In terms of e-mail, transitory e-mail (like setting up appointments) doesn’t have to be retained. But if the e-mail relates to policy or the business of the office, these need to be retained. The type of document does not matter. It is the content that makes these relevant. Courts have not addressed the issue of deleted e-mail and the electronic record.

“E-mails are public records because they are generated from tax supported equipment. The hard question is whether or not e-mail is related to public business.”


“The opportunities to violate the Sunshine Law have always existed and perhaps technology is providing more ways to do that. We have councils sometimes that will go into closed session for one reason but discuss other topics …”

“How things are handled is a big part of this. The appearance of how things are done can raise red-flags. Because of that, the assumption is that you should err on the side of openness.

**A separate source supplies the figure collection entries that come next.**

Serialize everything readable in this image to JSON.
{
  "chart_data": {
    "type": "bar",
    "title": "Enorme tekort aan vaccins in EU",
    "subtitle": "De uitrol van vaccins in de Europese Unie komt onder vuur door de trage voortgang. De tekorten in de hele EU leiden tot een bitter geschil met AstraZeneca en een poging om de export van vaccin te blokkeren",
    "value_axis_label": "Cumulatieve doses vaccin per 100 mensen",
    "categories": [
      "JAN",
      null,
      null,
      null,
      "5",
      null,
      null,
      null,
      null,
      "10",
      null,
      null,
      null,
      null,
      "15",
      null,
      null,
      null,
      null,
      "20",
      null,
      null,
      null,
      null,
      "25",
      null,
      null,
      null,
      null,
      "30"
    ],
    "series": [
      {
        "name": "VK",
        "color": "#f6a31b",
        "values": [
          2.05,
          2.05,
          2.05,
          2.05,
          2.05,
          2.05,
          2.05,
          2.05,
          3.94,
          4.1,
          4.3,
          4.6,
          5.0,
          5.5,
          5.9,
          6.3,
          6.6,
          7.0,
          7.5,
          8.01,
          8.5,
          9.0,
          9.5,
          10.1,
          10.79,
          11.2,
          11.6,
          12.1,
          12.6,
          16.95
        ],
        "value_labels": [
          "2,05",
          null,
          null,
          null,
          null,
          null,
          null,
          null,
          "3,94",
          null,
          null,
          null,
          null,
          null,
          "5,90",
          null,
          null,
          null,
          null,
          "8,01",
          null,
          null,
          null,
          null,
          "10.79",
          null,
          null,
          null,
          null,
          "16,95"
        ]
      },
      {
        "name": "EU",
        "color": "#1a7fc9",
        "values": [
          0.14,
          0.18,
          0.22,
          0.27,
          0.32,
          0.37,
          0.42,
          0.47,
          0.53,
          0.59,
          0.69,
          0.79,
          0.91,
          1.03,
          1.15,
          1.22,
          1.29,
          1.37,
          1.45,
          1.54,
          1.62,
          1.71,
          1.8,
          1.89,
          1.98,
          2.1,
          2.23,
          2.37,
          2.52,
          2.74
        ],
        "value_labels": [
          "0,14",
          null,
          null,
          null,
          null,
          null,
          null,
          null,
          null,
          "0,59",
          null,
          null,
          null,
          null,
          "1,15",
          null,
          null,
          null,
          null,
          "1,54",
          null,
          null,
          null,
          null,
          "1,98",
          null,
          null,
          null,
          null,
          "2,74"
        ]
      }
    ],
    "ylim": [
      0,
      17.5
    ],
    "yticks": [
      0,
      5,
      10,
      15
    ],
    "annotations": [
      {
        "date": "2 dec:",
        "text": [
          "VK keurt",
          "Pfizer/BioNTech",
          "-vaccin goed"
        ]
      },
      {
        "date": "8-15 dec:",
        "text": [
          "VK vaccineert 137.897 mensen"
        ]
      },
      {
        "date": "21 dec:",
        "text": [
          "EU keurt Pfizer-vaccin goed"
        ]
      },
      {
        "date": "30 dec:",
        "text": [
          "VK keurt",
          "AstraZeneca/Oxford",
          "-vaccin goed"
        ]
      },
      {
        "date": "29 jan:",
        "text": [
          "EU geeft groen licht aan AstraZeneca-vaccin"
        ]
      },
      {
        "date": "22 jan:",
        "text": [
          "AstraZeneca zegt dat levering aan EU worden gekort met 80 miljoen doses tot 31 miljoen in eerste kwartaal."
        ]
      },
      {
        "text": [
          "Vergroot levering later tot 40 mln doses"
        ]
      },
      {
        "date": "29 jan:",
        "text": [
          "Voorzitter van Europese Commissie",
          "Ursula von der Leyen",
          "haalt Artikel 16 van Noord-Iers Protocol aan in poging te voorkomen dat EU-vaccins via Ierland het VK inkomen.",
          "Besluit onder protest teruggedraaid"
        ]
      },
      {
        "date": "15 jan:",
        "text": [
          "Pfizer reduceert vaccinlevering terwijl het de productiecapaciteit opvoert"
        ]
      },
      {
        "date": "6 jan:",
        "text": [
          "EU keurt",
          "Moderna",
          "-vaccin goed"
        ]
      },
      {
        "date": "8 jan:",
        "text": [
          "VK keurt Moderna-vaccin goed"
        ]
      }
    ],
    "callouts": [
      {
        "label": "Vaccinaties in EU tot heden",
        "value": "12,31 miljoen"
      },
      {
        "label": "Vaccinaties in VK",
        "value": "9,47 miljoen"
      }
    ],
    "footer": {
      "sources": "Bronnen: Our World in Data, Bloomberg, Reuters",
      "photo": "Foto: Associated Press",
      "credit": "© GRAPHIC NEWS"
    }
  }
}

There has to be a trust factor and people need to be held accountable.”


Official minutes of a meeting are not required to be a transcript.

Members of the public have a right to get draft minutes of a meeting even before they are voted on or approved but they should be marked as draft.

Requirements for minutes are very vague which is why it is so important for citizens to be able to record what is taking place at the meetings.

Tuesday, October 02, 2007

Sunshine Law Programs in Springfield on Oct. 11

The Ins and Outs of the Missouri Sunshine Law, a 1-1/2 hour unbiased educational program will be presented to the public and professionals at 2 p.m. and repeated at 6:30 p.m. on Thursday, Oct. 11. It will take place in the first floor classroom, University of Missouri Extension, 833 Boonville, Springfield. The program, sponsored by the Missouri Attorney General's office, University of Missouri Extension--Greene County and the Southwest Missouri PRO Chapter of the Society of Professional Journalists, will be conducted by Missouri Assistant Attorney General James Klahr. All attendees will receive a copy of Missouri's Sunshine Law booklet. A Q & A session will follow the speaker.